BERLIN – The media frenzy in Germany in the past few days over the recommendation issued by the president of the Central Council of Jews not to walk around with a skullcap in "problematic neighborhoods" (meaning neighborhoods with a population which is mostly made up of Muslim immigrants) points to the German public's superficial way of dealing with the local anti-Semitism problem.
"How can such a thing happen in today's Germany, 70 years after the Holocaust?" is the politically correct question heard from every direction.
How can it, really? A number of other much more serious incidents have taken place in recent months without creating any excitement. First, the anti-Semitic rampage in the anti-Israel protests which took place in the past summer on the streets of Germany's cities during the conflict between Hamas and Israel.

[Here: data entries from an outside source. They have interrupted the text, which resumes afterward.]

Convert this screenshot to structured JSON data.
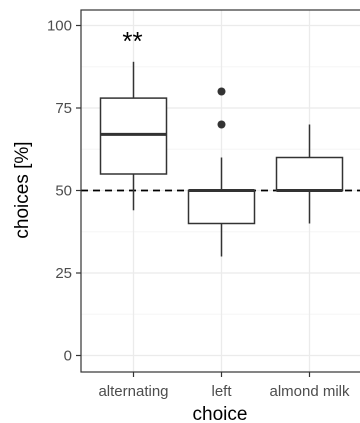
{
  "chart_data": {
    "type": "box",
    "xlabel": "choice",
    "ylabel": "choices [%]",
    "ylim": [
      0,
      100
    ],
    "yticks": [
      0,
      25,
      50,
      75,
      100
    ],
    "grid": true,
    "reference_line": {
      "y": 50,
      "style": "dashed"
    },
    "categories": [
      "alternating",
      "left",
      "almond milk"
    ],
    "boxes": [
      {
        "category": "alternating",
        "whisker_low": 44,
        "q1": 55,
        "median": 67,
        "q3": 78,
        "whisker_high": 89,
        "outliers": [],
        "annotation": "**"
      },
      {
        "category": "left",
        "whisker_low": 30,
        "q1": 40,
        "median": 50,
        "q3": 50,
        "whisker_high": 60,
        "outliers": [
          70,
          80
        ],
        "annotation": ""
      },
      {
        "category": "almond milk",
        "whisker_low": 40,
        "q1": 50,
        "median": 50,
        "q3": 60,
        "whisker_high": 70,
        "outliers": [],
        "annotation": ""
      }
    ]
  },
  "colors": {
    "panel_border": "#333333",
    "grid_major": "#ebebeb",
    "grid_minor": "#f5f5f5",
    "box_line": "#333333",
    "outlier": "#333333",
    "reference_line": "#000000"
  }
}
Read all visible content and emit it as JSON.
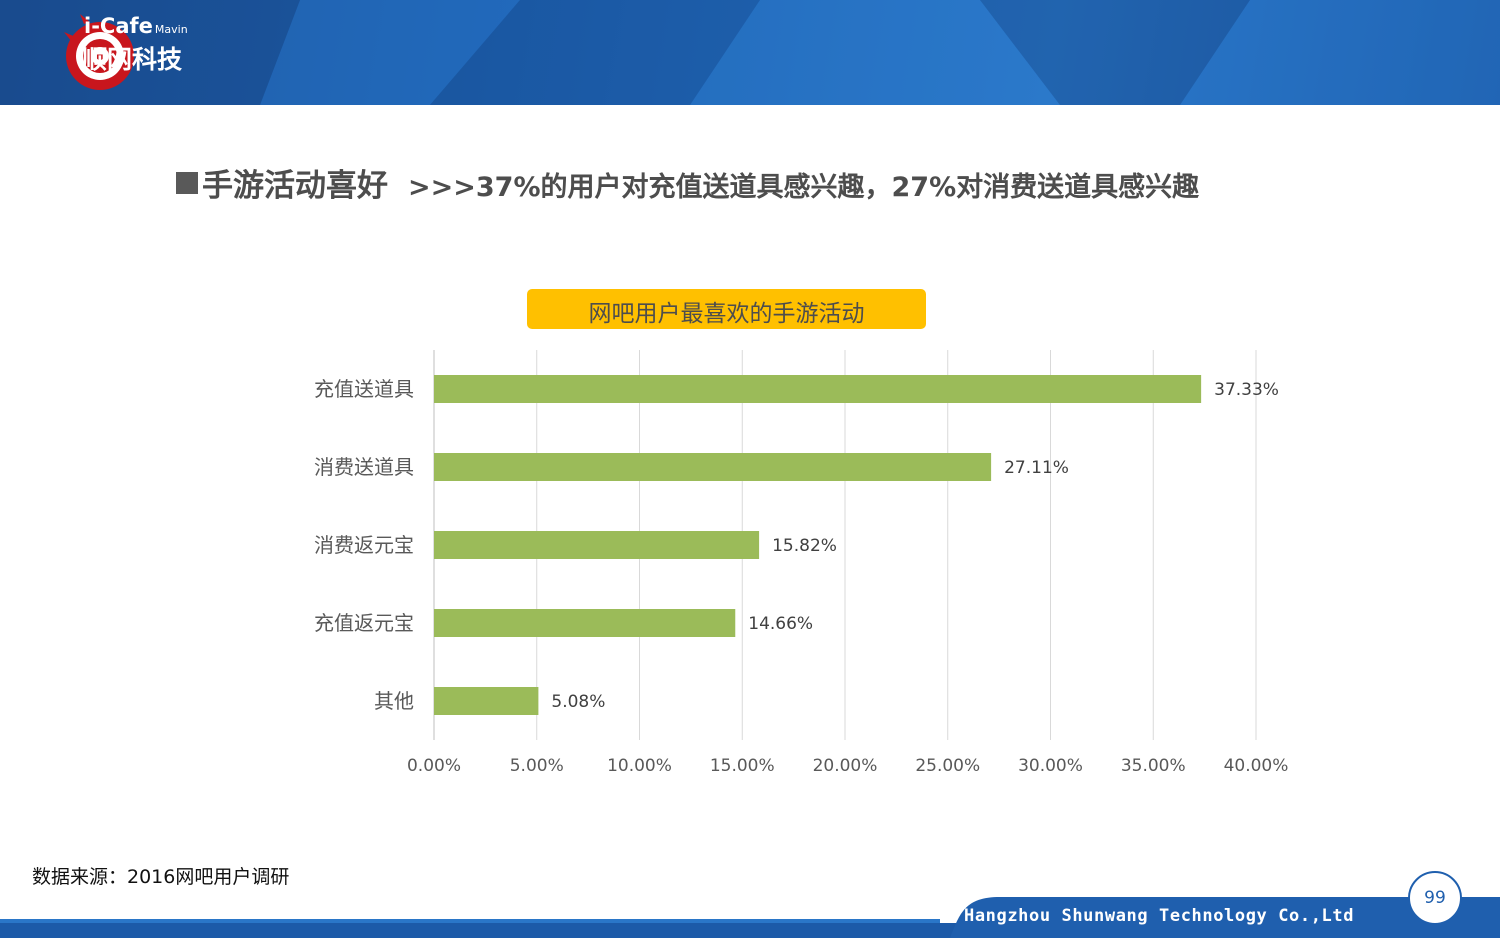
{
  "logo": {
    "brand_en": "i-Cafe",
    "brand_mavin": "Mavin",
    "brand_cn": "顺网科技"
  },
  "title": {
    "main": "手游活动喜好",
    "sub": ">>>37%的用户对充值送道具感兴趣，27%对消费送道具感兴趣"
  },
  "chart_data": {
    "type": "bar",
    "orientation": "horizontal",
    "title": "网吧用户最喜欢的手游活动",
    "categories": [
      "充值送道具",
      "消费送道具",
      "消费返元宝",
      "充值返元宝",
      "其他"
    ],
    "values": [
      37.33,
      27.11,
      15.82,
      14.66,
      5.08
    ],
    "value_labels": [
      "37.33%",
      "27.11%",
      "15.82%",
      "14.66%",
      "5.08%"
    ],
    "xlim": [
      0,
      40
    ],
    "xticks": [
      0,
      5,
      10,
      15,
      20,
      25,
      30,
      35,
      40
    ],
    "xtick_labels": [
      "0.00%",
      "5.00%",
      "10.00%",
      "15.00%",
      "20.00%",
      "25.00%",
      "30.00%",
      "35.00%",
      "40.00%"
    ],
    "bar_color": "#9bbb59",
    "grid": true
  },
  "source": "数据来源：2016网吧用户调研",
  "footer": {
    "company": "Hangzhou Shunwang Technology Co.,Ltd",
    "page_number": "99"
  }
}
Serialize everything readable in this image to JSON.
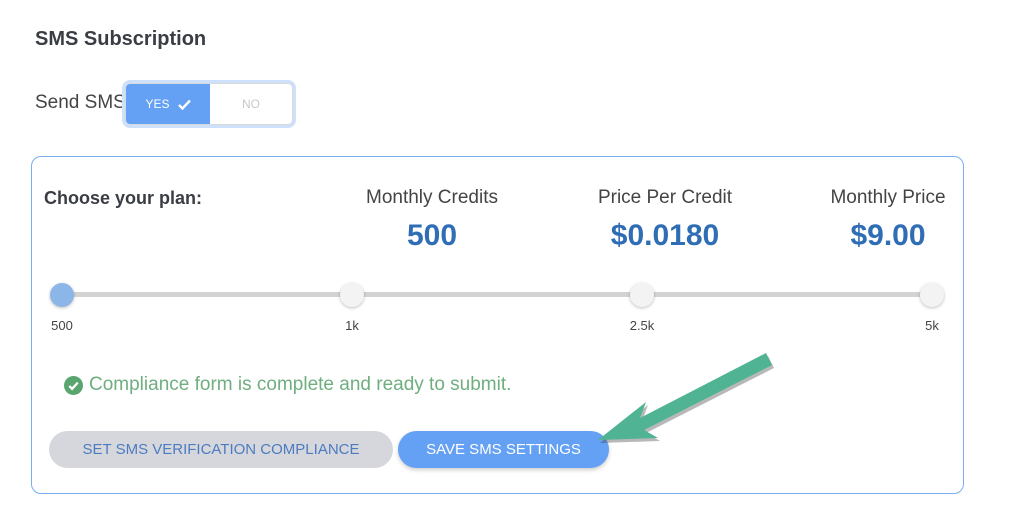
{
  "section_title": "SMS Subscription",
  "send_sms": {
    "label": "Send SMS",
    "yes_label": "YES",
    "no_label": "NO",
    "selected": "YES"
  },
  "plan": {
    "choose_label": "Choose your plan:",
    "columns": [
      {
        "header": "Monthly Credits",
        "value": "500"
      },
      {
        "header": "Price Per Credit",
        "value": "$0.0180"
      },
      {
        "header": "Monthly Price",
        "value": "$9.00"
      }
    ],
    "slider": {
      "ticks": [
        "500",
        "1k",
        "2.5k",
        "5k"
      ],
      "selected_index": 0
    }
  },
  "compliance_message": "Compliance form is complete and ready to submit.",
  "buttons": {
    "compliance": "SET SMS VERIFICATION COMPLIANCE",
    "save": "SAVE SMS SETTINGS"
  },
  "colors": {
    "accent": "#64a0f4",
    "value_text": "#2f6db5",
    "success": "#6fae7f",
    "annotation_arrow": "#4fb394"
  }
}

A late response to this outburst of hatred was the decision made by German Interior Minister Thomas de Maizière, a member of Chancellor Angela Merkel's party, to appoint a committee of experts to present recommendations for the battle against anti-Semitism. Nothing has happened since then. Actually, something has happened. The minister decided not to include Jewish representatives in the new committee. In other words, he denied the Jews' right to influence decisions about an issue which greatly affects their daily life from within the committee.
Different organizations expressed their anger over the expert committee's puzzling composition, but the interior minister decided to ignore the criticism. Jewish organizations, which see de Maizière's approach as an attempt by the German government to underestimate the importance of dealing with the anti-Semitism problem, appointed their own expert committee last weekend in order to prevent a political slumber in light of the recent security-related escalation experienced by Jews in most Western European countries.
The Germany interior minister's motive can possibly be found in a study authored recently by the Center for Research on Anti-Semitism at the Technical University of Berlin, one of the only academic bodies established in Europe to deal with the issue of anti-Semitism. In the past few years, however, this body, which received generous governmental funding, has begun diverting its studies from anti-Semitism to Islamophobia, claiming it is a more urgent problem in the current European reality.
The new study, "Anti-Semitism as Problem and Symbol – Phenomena and Interventions in Berlin," presents a clear trend to cut down on the dimensions of anti-Semitism in Germany, mainly among the Muslim communities, and accuse Jewish organizations of overrating the extent of the problem.
The study creates the impression, according to Jewish organizations, that anti-Semitism is not a problem of the German society, but of Jewish bodies which are fighting anti-Semitism in order to create their right to exist.
Germany has discovered the most efficient way to fight anti-Semitism: Deny its existence or claim that anti-Semitism is basically a legitimate way of criticizing Israel. And then, they tell us that Germany has learned a lesson from its history.